The most isolated continent on the planet now reports cases of COVID-19

Base General Bernardo O’Higgins Riquelme is a permanently staffed Chilean research station in Antarctica. It is one of four permanent bases that Chile has in the Antarctic. It is operated by the Chilean army. Antarctica is the last of the seven continents to report cases of the coronavirus. Authorities confirmed 36 positive cases of COVID-19 on Monday.

Scientific research being conducted on the continent has been scaled back due to the pandemic and travel restrictions. Scheduled maintenance was being performed in this area. The positive cases come from 26 Army personnel and 10 civilians from a contractor company. The news came just days after Chile’s navy confirmed three cases on a ship that had taken supplies and personnel to the research station. The virus was brought into the research station.

The Seremi de Salud de Magallanes, Eduardo Castillo, reported that the traceability processes and the respective isolations of the affected people are already being carried out in the region. Both the Army and the maintenance company personnel were transferred to the sanitary residences located in Punta Arenas.

“The Chilean Army, on the 60 PCR samples analyzed in Punta Arenas from people from O’Higgins Base who arrived in the regional capital during the weekend, 36 people, including civilians and military personnel, have tested positive for coronavirus, who are carrying out isolation in sanitary residences in Punta Arenas ”, said Castillo.

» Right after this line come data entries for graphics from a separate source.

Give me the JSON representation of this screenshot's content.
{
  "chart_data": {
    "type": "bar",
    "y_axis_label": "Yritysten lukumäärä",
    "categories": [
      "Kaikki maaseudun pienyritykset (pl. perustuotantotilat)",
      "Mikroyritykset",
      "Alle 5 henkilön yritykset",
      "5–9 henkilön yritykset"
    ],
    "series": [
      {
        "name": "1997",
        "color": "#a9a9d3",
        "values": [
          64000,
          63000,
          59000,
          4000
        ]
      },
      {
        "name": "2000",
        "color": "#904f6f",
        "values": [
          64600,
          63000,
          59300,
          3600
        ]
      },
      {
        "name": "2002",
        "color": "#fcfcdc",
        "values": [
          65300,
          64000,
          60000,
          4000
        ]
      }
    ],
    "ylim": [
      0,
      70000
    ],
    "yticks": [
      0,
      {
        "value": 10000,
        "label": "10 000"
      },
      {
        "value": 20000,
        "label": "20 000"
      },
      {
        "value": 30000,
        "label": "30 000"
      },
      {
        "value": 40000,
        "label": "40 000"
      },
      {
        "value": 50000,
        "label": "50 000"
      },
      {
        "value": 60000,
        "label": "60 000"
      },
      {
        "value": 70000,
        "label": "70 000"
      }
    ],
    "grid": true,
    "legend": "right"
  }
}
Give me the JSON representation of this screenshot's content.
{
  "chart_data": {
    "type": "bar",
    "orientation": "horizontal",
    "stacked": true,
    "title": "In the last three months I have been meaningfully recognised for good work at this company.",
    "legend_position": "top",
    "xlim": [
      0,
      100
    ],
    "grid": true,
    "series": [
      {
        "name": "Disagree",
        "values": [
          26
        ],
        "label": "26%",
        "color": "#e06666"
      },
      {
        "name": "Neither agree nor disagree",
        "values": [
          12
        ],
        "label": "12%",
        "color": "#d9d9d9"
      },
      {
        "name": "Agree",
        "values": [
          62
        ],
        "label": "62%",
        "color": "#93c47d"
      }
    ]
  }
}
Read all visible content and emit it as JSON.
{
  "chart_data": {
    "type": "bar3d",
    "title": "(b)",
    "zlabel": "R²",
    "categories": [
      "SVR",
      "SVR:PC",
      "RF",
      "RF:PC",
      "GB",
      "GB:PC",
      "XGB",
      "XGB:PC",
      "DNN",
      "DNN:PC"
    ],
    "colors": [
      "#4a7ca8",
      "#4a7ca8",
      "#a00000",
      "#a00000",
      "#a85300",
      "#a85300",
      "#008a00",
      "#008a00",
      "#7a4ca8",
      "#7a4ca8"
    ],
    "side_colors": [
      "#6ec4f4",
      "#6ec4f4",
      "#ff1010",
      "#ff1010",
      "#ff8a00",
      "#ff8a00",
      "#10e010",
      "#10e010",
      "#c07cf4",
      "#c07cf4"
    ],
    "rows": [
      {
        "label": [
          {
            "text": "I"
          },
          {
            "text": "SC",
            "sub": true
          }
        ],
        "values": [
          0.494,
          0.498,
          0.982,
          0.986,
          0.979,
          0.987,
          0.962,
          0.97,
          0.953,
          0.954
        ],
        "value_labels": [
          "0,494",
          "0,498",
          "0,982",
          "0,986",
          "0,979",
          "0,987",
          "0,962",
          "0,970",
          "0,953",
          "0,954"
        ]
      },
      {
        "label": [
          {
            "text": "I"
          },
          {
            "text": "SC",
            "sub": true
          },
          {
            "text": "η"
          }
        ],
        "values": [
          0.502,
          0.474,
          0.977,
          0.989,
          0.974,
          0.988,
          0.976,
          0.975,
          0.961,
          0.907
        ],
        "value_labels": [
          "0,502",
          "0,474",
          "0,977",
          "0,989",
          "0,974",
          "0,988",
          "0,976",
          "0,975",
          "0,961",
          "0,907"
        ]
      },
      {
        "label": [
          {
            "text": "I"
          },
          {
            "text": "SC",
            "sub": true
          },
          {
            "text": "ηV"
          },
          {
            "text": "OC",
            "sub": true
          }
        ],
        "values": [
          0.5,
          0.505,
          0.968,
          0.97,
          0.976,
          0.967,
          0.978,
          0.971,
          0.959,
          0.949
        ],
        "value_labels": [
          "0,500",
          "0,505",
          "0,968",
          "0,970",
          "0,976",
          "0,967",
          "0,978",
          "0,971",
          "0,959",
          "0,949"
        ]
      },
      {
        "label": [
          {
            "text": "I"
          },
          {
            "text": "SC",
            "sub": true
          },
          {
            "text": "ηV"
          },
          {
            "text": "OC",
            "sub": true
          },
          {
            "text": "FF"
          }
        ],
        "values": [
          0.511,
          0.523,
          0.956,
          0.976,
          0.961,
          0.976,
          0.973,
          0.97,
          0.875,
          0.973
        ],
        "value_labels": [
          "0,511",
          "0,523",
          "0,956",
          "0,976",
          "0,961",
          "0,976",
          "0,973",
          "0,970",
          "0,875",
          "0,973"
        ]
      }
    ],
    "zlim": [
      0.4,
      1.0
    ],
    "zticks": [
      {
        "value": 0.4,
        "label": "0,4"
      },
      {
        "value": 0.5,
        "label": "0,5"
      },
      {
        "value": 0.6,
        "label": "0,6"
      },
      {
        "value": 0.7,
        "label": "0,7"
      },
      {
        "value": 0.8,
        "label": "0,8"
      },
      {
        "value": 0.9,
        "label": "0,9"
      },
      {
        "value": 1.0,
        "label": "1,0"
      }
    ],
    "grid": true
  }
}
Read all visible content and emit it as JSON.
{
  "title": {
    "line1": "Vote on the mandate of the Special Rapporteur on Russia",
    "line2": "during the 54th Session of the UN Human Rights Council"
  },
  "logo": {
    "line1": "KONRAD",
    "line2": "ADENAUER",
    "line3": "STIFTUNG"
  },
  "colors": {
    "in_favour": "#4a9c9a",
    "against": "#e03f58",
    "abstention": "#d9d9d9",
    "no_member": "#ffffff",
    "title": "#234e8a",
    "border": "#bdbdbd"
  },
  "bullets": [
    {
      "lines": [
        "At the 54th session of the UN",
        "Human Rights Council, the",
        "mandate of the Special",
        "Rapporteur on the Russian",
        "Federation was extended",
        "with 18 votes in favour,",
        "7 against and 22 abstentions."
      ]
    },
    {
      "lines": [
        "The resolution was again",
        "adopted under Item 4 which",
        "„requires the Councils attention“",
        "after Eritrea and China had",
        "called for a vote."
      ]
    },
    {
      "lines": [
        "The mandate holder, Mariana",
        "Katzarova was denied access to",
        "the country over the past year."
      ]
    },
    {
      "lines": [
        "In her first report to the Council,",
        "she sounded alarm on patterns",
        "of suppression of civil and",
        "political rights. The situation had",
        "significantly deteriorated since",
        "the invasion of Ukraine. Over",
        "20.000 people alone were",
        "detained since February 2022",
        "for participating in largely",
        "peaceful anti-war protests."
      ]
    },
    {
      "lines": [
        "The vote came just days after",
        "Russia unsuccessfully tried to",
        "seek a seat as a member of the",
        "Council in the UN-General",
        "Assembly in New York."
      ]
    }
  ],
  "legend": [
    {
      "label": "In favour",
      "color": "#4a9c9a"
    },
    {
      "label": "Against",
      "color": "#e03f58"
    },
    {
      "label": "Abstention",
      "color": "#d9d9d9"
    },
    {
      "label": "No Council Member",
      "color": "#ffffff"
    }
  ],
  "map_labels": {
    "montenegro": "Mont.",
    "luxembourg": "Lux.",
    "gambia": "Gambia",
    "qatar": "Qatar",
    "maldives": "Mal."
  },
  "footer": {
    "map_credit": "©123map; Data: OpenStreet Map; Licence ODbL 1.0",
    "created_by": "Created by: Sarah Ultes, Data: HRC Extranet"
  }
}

The first instinct is to question if proper mitigation measures were taken to protect whoever is maintaining the research center. Chile’s navy claims that those men on the ship were tested and their results were negative. Chile is the sixth worst-affected country in Latin America.

The Sargento Aldea arrived at the research station on 27 November and sailed back to Chile on 10 December.

Three of its crew tested positive upon their return to the Chilean naval base in Talcahuano.

Chile’s navy said all of those who had embarked on the trip to the Antarctic had been given PCR tests and all the results had been negative.

The British Antarctic Survey announced last August that it was scaling back its research efforts due to the coronavirus pandemic. At that time, it announced that only essential teams would go back to Antarctica as it emerged from winter, and all research in the deep field had been postponed for a year. It simply didn’t have the capacity to treat the virus should scientists become ill. International partners agreed upon strict procedures to be put in place to keep the coronavirus out. Most people going to Antarctica travel by plane. UK scientists and technicians decided to travel directly from Britain to Antarctica by research ship. The restrictions put in place resulted in the suspension of the vast majority of its deep-field projects.

Tourism in Antarctica has been canceled because of the pandemic. Staff and activities have been scaled back and facilities have been locked down. The safety measures have been in place for months.

Researchers with the British Antarctic Survey estimate about 1,000 people at 38 stations across the frozen continent had safely navigated the southern hemisphere winter without incident. But an uptick in travel to and from the region this spring and early summer have heightened infection risk.

Antarctica is the most isolated of the seven continents but an estimated 5,000 scientists and researchers live in Antarctica in the summer and about 1,000 in winter. There are 70 permanent research stations scattered across the continent. The Bernardo O’Higgins base is near the tip of a peninsula in northernmost Antarctica. It overlooks a bay often dotted with icebergs.